Sammanfattning: Dispersed particle flows are encountered in many biological, geophysical but also in industrial situations, e.g. during processing of materials. In these flows, the particles usually are non-spherical and their angular dynamics play a crucial role for the final material properties. Generally, the angular dynamics of a particle is dependent on the local flow in the frame-of-reference of this particle. In this frame, the surrounding flow can be linearized and the linear velocity gradient will determine how the particle rotates. In this thesis, the main objective is to improve the fundamental knowledge of the angular dynamics of non-spherical particles related to two specific biobased material processes.Firstly, the flow of suspended cellulose fibers in a papermaking process is used as a motivation. In this process, strong shear rates close to walls and the size of the fibers motivates the study of inertial effects on a single particle in a simple shear flow. Through direct numerical simulations combined with a global stability analysis, this flow problem is approached and all stable rotational states are found for spheroidal particles with aspect ratios ranging from moderately slender fibers to thin disc-shaped particles.The second material process of interest is the production of strong cellulose filaments produced through hydrodynamic alignment and assembly of cellulose nanofibrils (CNF). The flow in the preparation process and the small size of the particles motivates the study of alignment and rotary diffusion of CNF in a strain flow. However, since the particles are smaller than the wavelength of visible light, the dynamics of CNF is not easily captured with standard optical techniques.
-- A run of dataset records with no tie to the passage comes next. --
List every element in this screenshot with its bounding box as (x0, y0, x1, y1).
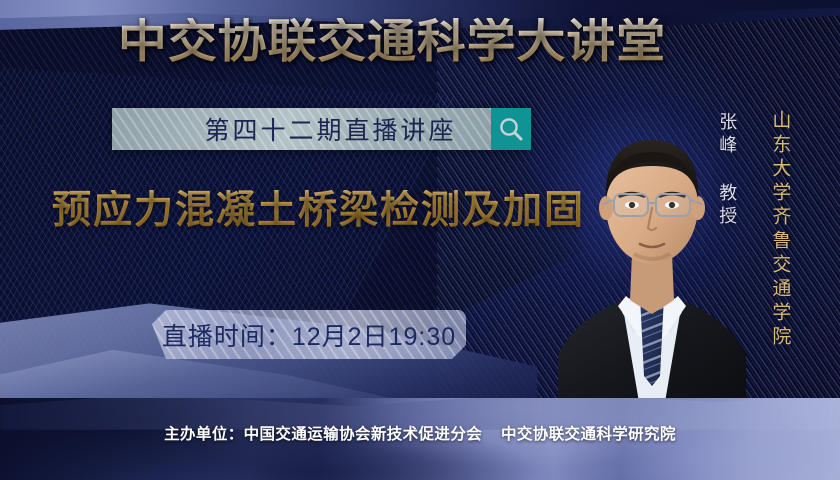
speaker-name-title: 张峰 教授 (716, 112, 737, 229)
episode-label: 第四十二期直播讲座 (146, 111, 456, 147)
webinar-poster: 中交协联交通科学大讲堂 中交协联交通科学大讲堂 第四十二期直播讲座 预应力混凝土… (0, 0, 840, 480)
episode-banner-body: 第四十二期直播讲座 (112, 108, 491, 150)
organizer-text: 主办单位：中国交通运输协会新技术促进分会 中交协联交通科学研究院 (0, 422, 840, 444)
footer-band: 主办单位：中国交通运输协会新技术促进分会 中交协联交通科学研究院 (0, 398, 840, 480)
main-title: 中交协联交通科学大讲堂 (118, 18, 666, 64)
speaker-affiliation: 山东大学齐鲁交通学院 (768, 110, 790, 350)
lecture-title: 预应力混凝土桥梁检测及加固 (52, 190, 585, 233)
episode-banner: 第四十二期直播讲座 (112, 108, 531, 150)
live-time-label: 直播时间：12月2日19:30 (162, 317, 456, 353)
live-time-banner: 直播时间：12月2日19:30 (152, 310, 466, 359)
search-icon[interactable] (491, 108, 531, 150)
With a new flow-stop experiment, rotary diffusion of CNF is measured using Polarized optical microscopy. This process is found to be quite complicated, where short-range interactions between fibrils seem to play an important role. New time-resolved X-ray characterization techniques were used to target the underlying mechanisms, but are found to be limited by the strong degradation of CNF due to the radiation.Although the results in this thesis have limited direct applicability, they provide important fundamental stepping stones towards the possibility to control fiber orientation in flows and can potentially lead to new tailor-made materials assembled from a nano-scale.